L’approche Yuki Teikei de l’écriture du haïku a été lancée par Takahama Kyoshi (1874-1959), le professeur de haïku le plus influent du 20e siècle. Kyoshi a écrit le haïku comme une esquisse objective de la nature et a encouragé les autres à faire de même. Son approche de la poésie « fondée sur les faits » est devenue partie intégrante de l’ADN du haïku moderne, et chaque poète peut bénéficier d’apprendre à écrire de cette façon. Le haïku Yuki Teikei nous apprend à transmettre des pensées et des sentiments subtils sans les exprimer directement, en nous appuyant sur les images pour parler d’elles-mêmes.
Une note sur rouge-gorge: Becka Chester, rédactrice en chef de Season Word, écrit : « Il existe deux espèces de merles, qui sont tous deux un type de grive : l’Américain, qui atteint environ dix pouces de longueur, et son homologue, l’Européen, un oiseau légèrement plus grand que la moitié de la taille de l’autre. Les deux créatures se distinguent par leur poitrine rouge rouille et sont célèbres pour leur joli chant – un bref gazouillis mélodique suivi de plusieurs notes décroissantes prolongées. Souvent, c’est le premier son entendu au petit matin du printemps. Alors que l’Américain Le rouge-gorge construit un nid de brindilles tapissées de boue et pond des œufs d’une teinte bleu-vert vif, l’Européen fait un nid de style similaire, mais le remplit de plumes et produit des œufs de couleur blanchâtre.

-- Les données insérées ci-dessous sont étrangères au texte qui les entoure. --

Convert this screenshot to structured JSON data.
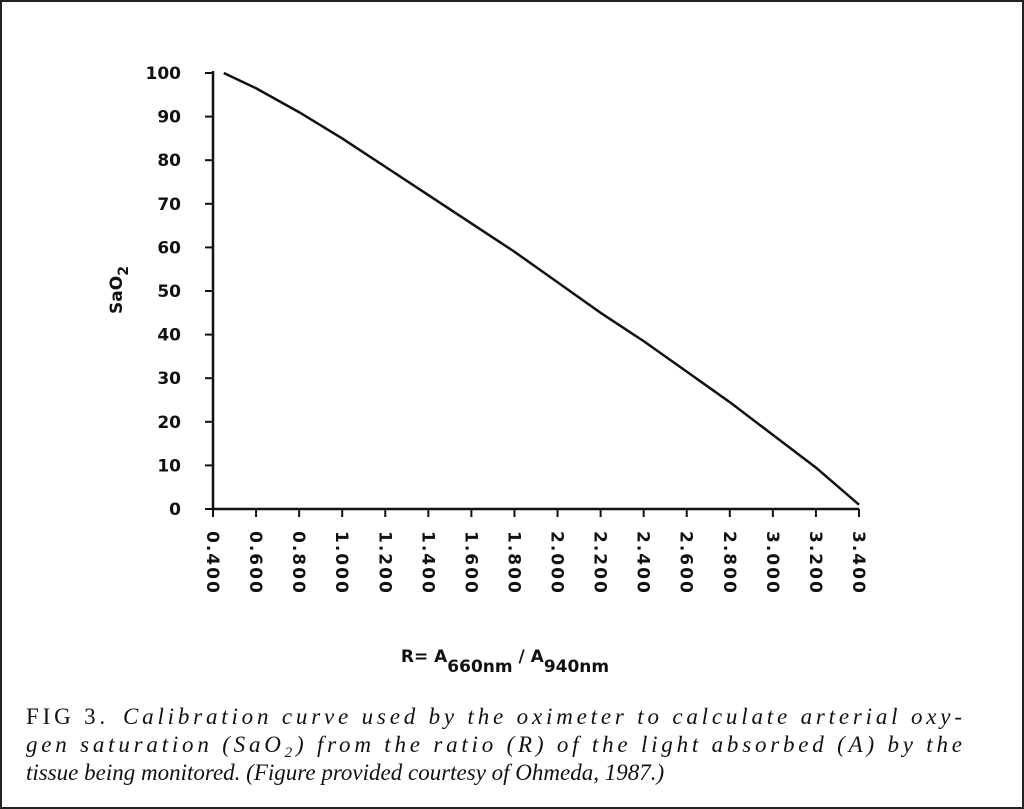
{
  "chart_data": {
    "type": "line",
    "y_label": {
      "text": "SaO",
      "sub": "2"
    },
    "x_label": [
      {
        "text": "R= A",
        "sub": "660nm"
      },
      {
        "text": " / A",
        "sub": "940nm"
      }
    ],
    "x": [
      0.45,
      0.6,
      0.8,
      1.0,
      1.2,
      1.4,
      1.6,
      1.8,
      2.0,
      2.2,
      2.4,
      2.6,
      2.8,
      3.0,
      3.2,
      3.4
    ],
    "values": [
      100,
      96.5,
      91,
      85,
      78.5,
      72,
      65.5,
      59,
      52,
      45,
      38.5,
      31.5,
      24.5,
      17,
      9.5,
      1
    ],
    "color": "#111111",
    "xlim": [
      0.4,
      3.4
    ],
    "ylim": [
      0,
      100
    ],
    "xticks": [
      {
        "value": 0.4,
        "label": "0.400"
      },
      {
        "value": 0.6,
        "label": "0.600"
      },
      {
        "value": 0.8,
        "label": "0.800"
      },
      {
        "value": 1.0,
        "label": "1.000"
      },
      {
        "value": 1.2,
        "label": "1.200"
      },
      {
        "value": 1.4,
        "label": "1.400"
      },
      {
        "value": 1.6,
        "label": "1.600"
      },
      {
        "value": 1.8,
        "label": "1.800"
      },
      {
        "value": 2.0,
        "label": "2.000"
      },
      {
        "value": 2.2,
        "label": "2.200"
      },
      {
        "value": 2.4,
        "label": "2.400"
      },
      {
        "value": 2.6,
        "label": "2.600"
      },
      {
        "value": 2.8,
        "label": "2.800"
      },
      {
        "value": 3.0,
        "label": "3.000"
      },
      {
        "value": 3.2,
        "label": "3.200"
      },
      {
        "value": 3.4,
        "label": "3.400"
      }
    ],
    "yticks": [
      0,
      10,
      20,
      30,
      40,
      50,
      60,
      70,
      80,
      90,
      100
    ],
    "grid": false,
    "caption": {
      "label": "FIG 3.",
      "line_1": "Calibration curve used by the oximeter to calculate arterial oxy-",
      "line_2a": "gen saturation (SaO",
      "line_2sub": "2",
      "line_2b": ") from the ratio (R) of the light absorbed (A) by the",
      "line_3": "tissue being monitored. (Figure provided courtesy of Ohmeda, 1987.)"
    }
  }
}
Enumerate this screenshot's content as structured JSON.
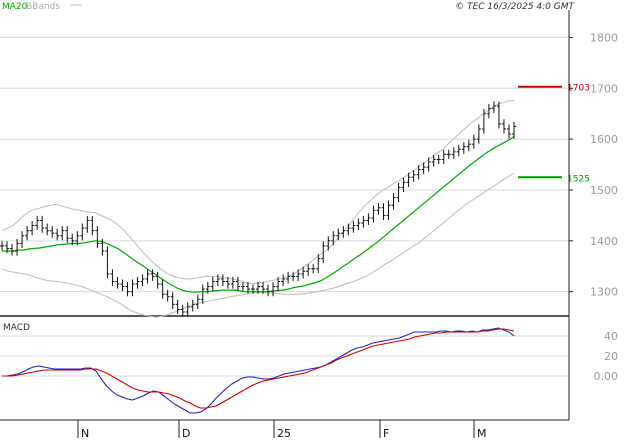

Dans Le monde des haïkusWilliam J. Higginson explique l’association des deux espèces avec le printemps : « Le rouge-gorge européen a été considéré comme un oiseau de printemps dans toute la littérature britannique, puisqu’il revient dans les îles au printemps. Le merle d’Amérique, même s’il hiverne sur une grande partie des côtes et du sud de l’Amérique du Nord, conserve cette réputation. Il a tendance à passer l’hiver dans les bois, se nourrissant de baies, de fruits et de noix, et revient dans les fermes et les villes au printemps pour se nourrir de larves. des vers et des insectes, lorsque son chant joyeux annonce le début de la saison des amours qui caractérise le printemps chez tant d’espèces.